Our primary endpoints were similar to those of the STREAM trial. The failure rate of tenecteplase was 36% in the STREAM trial, in the present trial the failure rate of reteplase was 34.4%, and in the STEPP-PCI trial the failure rate of streptokinase was 39.5% [9].

Our results are comparable to the results of the STEPP-AMI trial. In this study, tenecteplase was given as the lytic agent followed by catheterization (pharmacoinvasive strategy) within 3–24 h with timely coronary intervention as appropriate versus standard P-PCI in patients with acute myocardial infarction within 12 h of symptom onset. The primary endpoint of 30-day incidence of death, cardiogenic shock, reinfarction, repeat revascularization, and congestive heart failure was similar in both groups [10]. Among high-risk patients who had a myocardial infarction with ST-segment elevation and who were treated with fibrinolysis, transfer for PCI within 6 h after fibrinolysis was associated with significantly fewer ischemic complications than was standard treatment [11].

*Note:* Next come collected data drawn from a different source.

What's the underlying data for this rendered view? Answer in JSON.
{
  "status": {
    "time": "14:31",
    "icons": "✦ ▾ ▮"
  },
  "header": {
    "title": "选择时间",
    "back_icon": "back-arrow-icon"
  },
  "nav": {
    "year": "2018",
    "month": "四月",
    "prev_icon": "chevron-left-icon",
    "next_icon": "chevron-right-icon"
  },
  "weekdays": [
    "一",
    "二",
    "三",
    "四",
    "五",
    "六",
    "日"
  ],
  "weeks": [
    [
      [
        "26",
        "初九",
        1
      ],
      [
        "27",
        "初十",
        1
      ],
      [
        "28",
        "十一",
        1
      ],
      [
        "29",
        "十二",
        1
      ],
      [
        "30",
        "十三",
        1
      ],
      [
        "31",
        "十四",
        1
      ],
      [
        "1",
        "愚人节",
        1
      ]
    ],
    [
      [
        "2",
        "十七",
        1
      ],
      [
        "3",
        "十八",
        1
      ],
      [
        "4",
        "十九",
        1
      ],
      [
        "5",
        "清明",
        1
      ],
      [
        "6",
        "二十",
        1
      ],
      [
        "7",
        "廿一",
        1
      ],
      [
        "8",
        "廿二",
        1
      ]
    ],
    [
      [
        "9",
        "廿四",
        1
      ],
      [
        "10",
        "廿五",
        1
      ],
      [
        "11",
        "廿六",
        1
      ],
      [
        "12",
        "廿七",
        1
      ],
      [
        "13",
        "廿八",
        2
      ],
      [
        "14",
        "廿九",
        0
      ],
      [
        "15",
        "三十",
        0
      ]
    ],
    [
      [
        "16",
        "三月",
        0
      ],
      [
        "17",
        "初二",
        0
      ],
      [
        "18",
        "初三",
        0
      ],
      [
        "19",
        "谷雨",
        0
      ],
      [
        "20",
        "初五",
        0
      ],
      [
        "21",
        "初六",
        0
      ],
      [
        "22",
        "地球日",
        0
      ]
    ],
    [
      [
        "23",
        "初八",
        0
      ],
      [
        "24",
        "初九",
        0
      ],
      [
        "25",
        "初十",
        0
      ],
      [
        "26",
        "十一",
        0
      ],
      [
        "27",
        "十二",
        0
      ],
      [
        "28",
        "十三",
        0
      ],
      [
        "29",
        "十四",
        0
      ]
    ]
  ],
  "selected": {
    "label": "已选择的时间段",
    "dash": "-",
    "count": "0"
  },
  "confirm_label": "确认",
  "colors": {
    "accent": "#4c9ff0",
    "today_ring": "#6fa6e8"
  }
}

In a recent large trial of an ST-segment elevation myocardial infarction registry, a pharmacoinvasive strategy was associated with improved ST-segment resolution and enhanced outcomes within 1 year compared with primary PCI [12].

The limitations in this study were the small sample size and short-term (30 days) follow-up.

In conclusion, in this randomized trial, early presenting STEMI patients was randomized to primary PCI or a pharmacoinvasive strategy with reteplase followed by routine PCI. At 1-month follow-up, there were significant decreases in mortality and heart failure in patients who underwent the pharmacoinvasive strategy and more improved ST-segment resolution after 60 min of PCI.